Cloud computing gives software applications the ability to scale up on demand. With sufficient financial resources, enough compute power can be thrown at a (well-written) software application to achieve desirable performance goals. Why then have cloud providers introduced High Performance Computing components (think hardware accelerators, fast network adapters, etc.) into their clouds? If you can already scale vertically (to a large extent) with high-level programming languages, why would you add the complexity of hardware-level programming into the mix?!

What is High Performance Computing?

High Performance Computing or HPC is not for every application. HPC applications are usually highly numeric (involving lots of mathematical calculations) and have large datasets (data cannot fit on one computer), which means that they can take a long time on traditional hardware. Most applications involve simulations (or modelling) and more recently Data Analytics or Machine Learning. Some applications like Financial Trading are more focussed on reducing latency than necessarily dealing with large datasets or calculations.

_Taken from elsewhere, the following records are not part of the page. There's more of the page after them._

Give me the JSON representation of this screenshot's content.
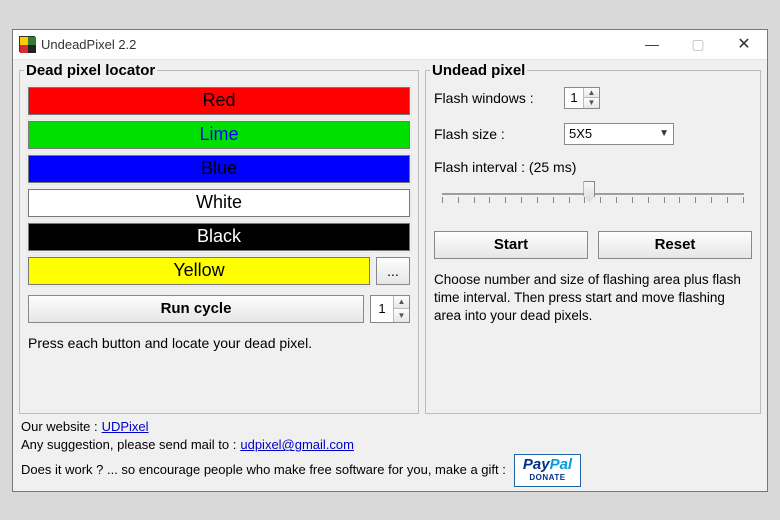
{
  "title": "UndeadPixel 2.2",
  "left": {
    "heading": "Dead pixel locator",
    "colors": {
      "red": "Red",
      "lime": "Lime",
      "blue": "Blue",
      "white": "White",
      "black": "Black",
      "yellow": "Yellow"
    },
    "more_label": "...",
    "run_cycle_label": "Run cycle",
    "run_cycle_value": "1",
    "hint": "Press each button and locate your dead pixel."
  },
  "right": {
    "heading": "Undead pixel",
    "flash_windows_label": "Flash windows :",
    "flash_windows_value": "1",
    "flash_size_label": "Flash size :",
    "flash_size_value": "5X5",
    "flash_interval_label": "Flash interval :  (25 ms)",
    "start_label": "Start",
    "reset_label": "Reset",
    "description": "Choose number and size of flashing area plus flash time interval. Then press start and move flashing area into your dead pixels."
  },
  "footer": {
    "website_label": "Our website :",
    "website_link": "UDPixel",
    "suggest_label": "Any suggestion, please send mail to :",
    "suggest_link": "udpixel@gmail.com",
    "donate_label": "Does it work ? ... so encourage people who make free software for you, make a gift :",
    "paypal_pay": "Pay",
    "paypal_pal": "Pal",
    "paypal_donate": "DONATE"
  }
}
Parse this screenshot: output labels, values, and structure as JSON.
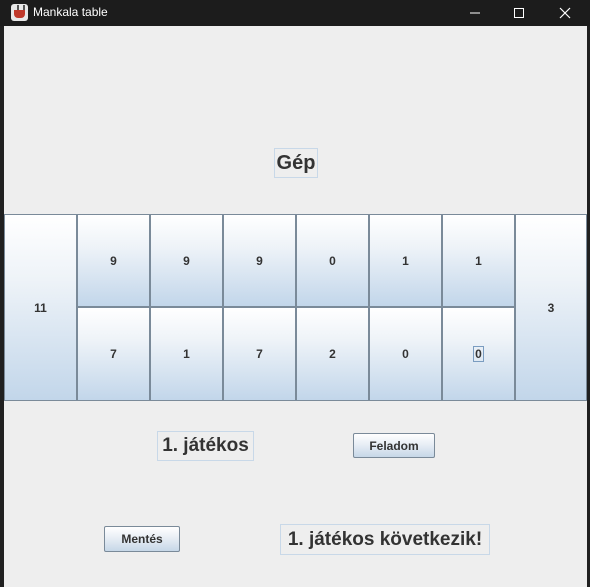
{
  "window": {
    "title": "Mankala table",
    "minimize_icon": "minimize-icon",
    "maximize_icon": "maximize-icon",
    "close_icon": "close-icon"
  },
  "board": {
    "opponent_label": "Gép",
    "left_store": "11",
    "right_store": "3",
    "top_row": [
      "9",
      "9",
      "9",
      "0",
      "1",
      "1"
    ],
    "bottom_row": [
      "7",
      "1",
      "7",
      "2",
      "0",
      "0"
    ]
  },
  "player_label": "1. játékos",
  "buttons": {
    "give_up": "Feladom",
    "save": "Mentés"
  },
  "status": "1. játékos következik!"
}
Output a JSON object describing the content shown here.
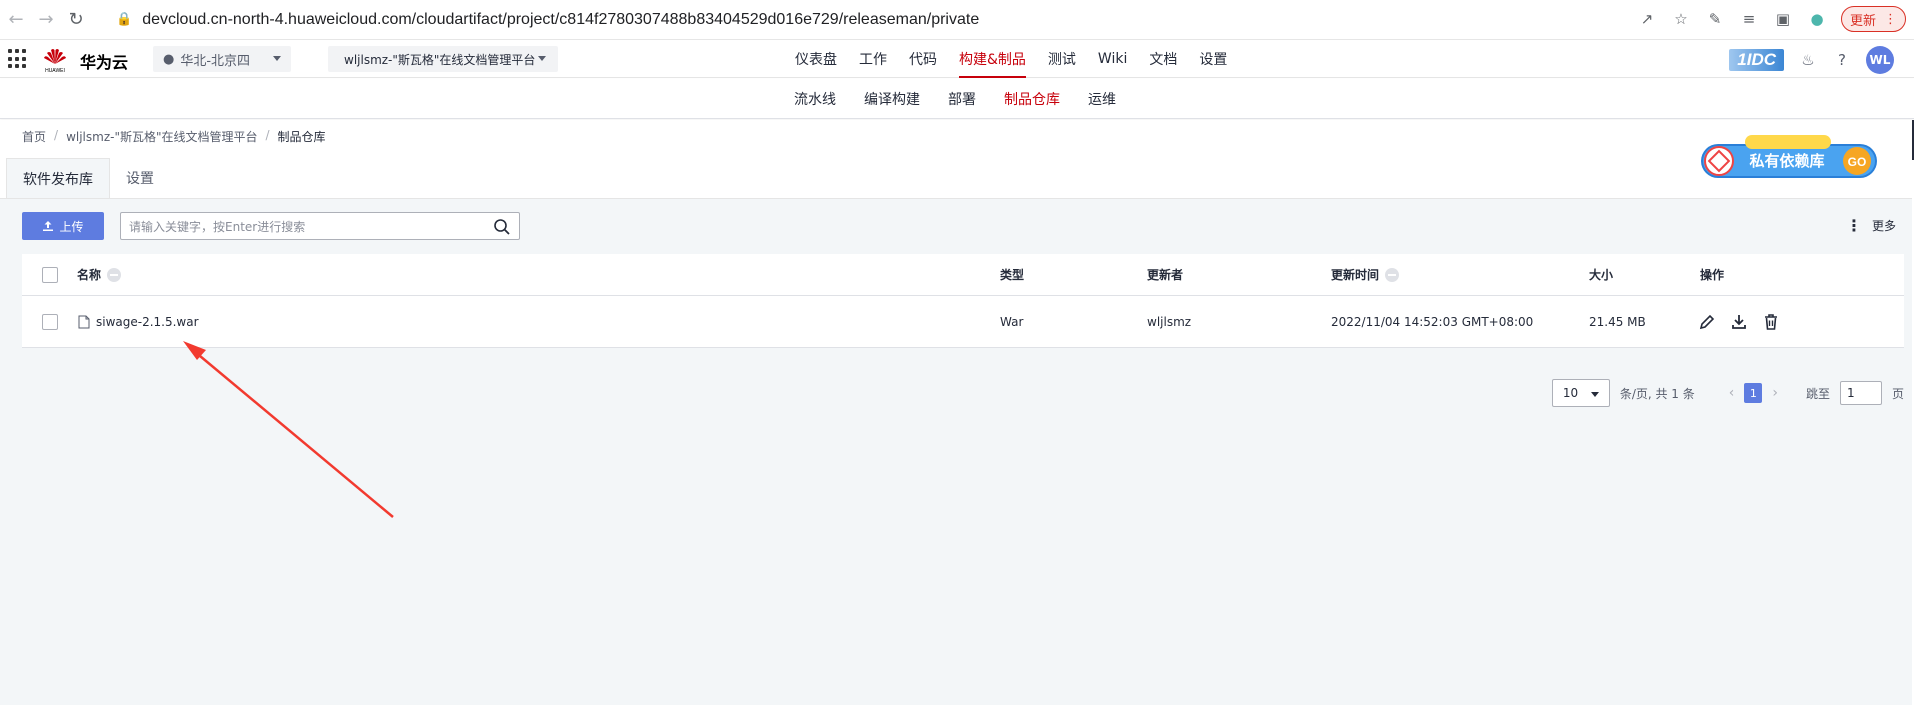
{
  "browser": {
    "url": "devcloud.cn-north-4.huaweicloud.com/cloudartifact/project/c814f2780307488b83404529d016e729/releaseman/private",
    "update_label": "更新"
  },
  "header": {
    "logo_text": "华为云",
    "logo_subtext": "HUAWEI",
    "region": "华北-北京四",
    "project": "wljlsmz-\"斯瓦格\"在线文档管理平台",
    "nav": [
      "仪表盘",
      "工作",
      "代码",
      "构建&制品",
      "测试",
      "Wiki",
      "文档",
      "设置"
    ],
    "nav_active": "构建&制品",
    "idc_label": "1IDC",
    "avatar": "WL"
  },
  "subnav": {
    "items": [
      "流水线",
      "编译构建",
      "部署",
      "制品仓库",
      "运维"
    ],
    "active": "制品仓库"
  },
  "breadcrumb": [
    "首页",
    "wljlsmz-\"斯瓦格\"在线文档管理平台",
    "制品仓库"
  ],
  "tabs": [
    "软件发布库",
    "设置"
  ],
  "banner": {
    "text": "私有依赖库",
    "go": "GO"
  },
  "toolbar": {
    "upload_label": "上传",
    "search_placeholder": "请输入关键字，按Enter进行搜索",
    "more_label": "更多"
  },
  "table": {
    "columns": [
      "名称",
      "类型",
      "更新者",
      "更新时间",
      "大小",
      "操作"
    ],
    "rows": [
      {
        "name": "siwage-2.1.5.war",
        "type": "War",
        "updater": "wljlsmz",
        "updated_at": "2022/11/04 14:52:03 GMT+08:00",
        "size": "21.45 MB"
      }
    ]
  },
  "pagination": {
    "page_size": "10",
    "summary": "条/页, 共 1 条",
    "current_page": "1",
    "jump_label": "跳至",
    "jump_value": "1",
    "page_unit": "页"
  },
  "colors": {
    "brand_red": "#c7000b",
    "primary_blue": "#5e7ce0",
    "annotation_arrow": "#f23a2f"
  }
}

To really appreciate what HPC can do, let’s revisit what is involved in performing computations. Figure 1 below shows a block diagram of the main building blocks within a computer (left) and a network of computers (right). In a typical computation, data is taken from some storage element, transported to a compute element, where an operation is performed on it and the result is transported back to storage. While it is also possible for data to originate from an external source (like a database or web server, often over a network), the main concern is that it takes time to transfer data from a source, perform the computation and send the results to its storage destination.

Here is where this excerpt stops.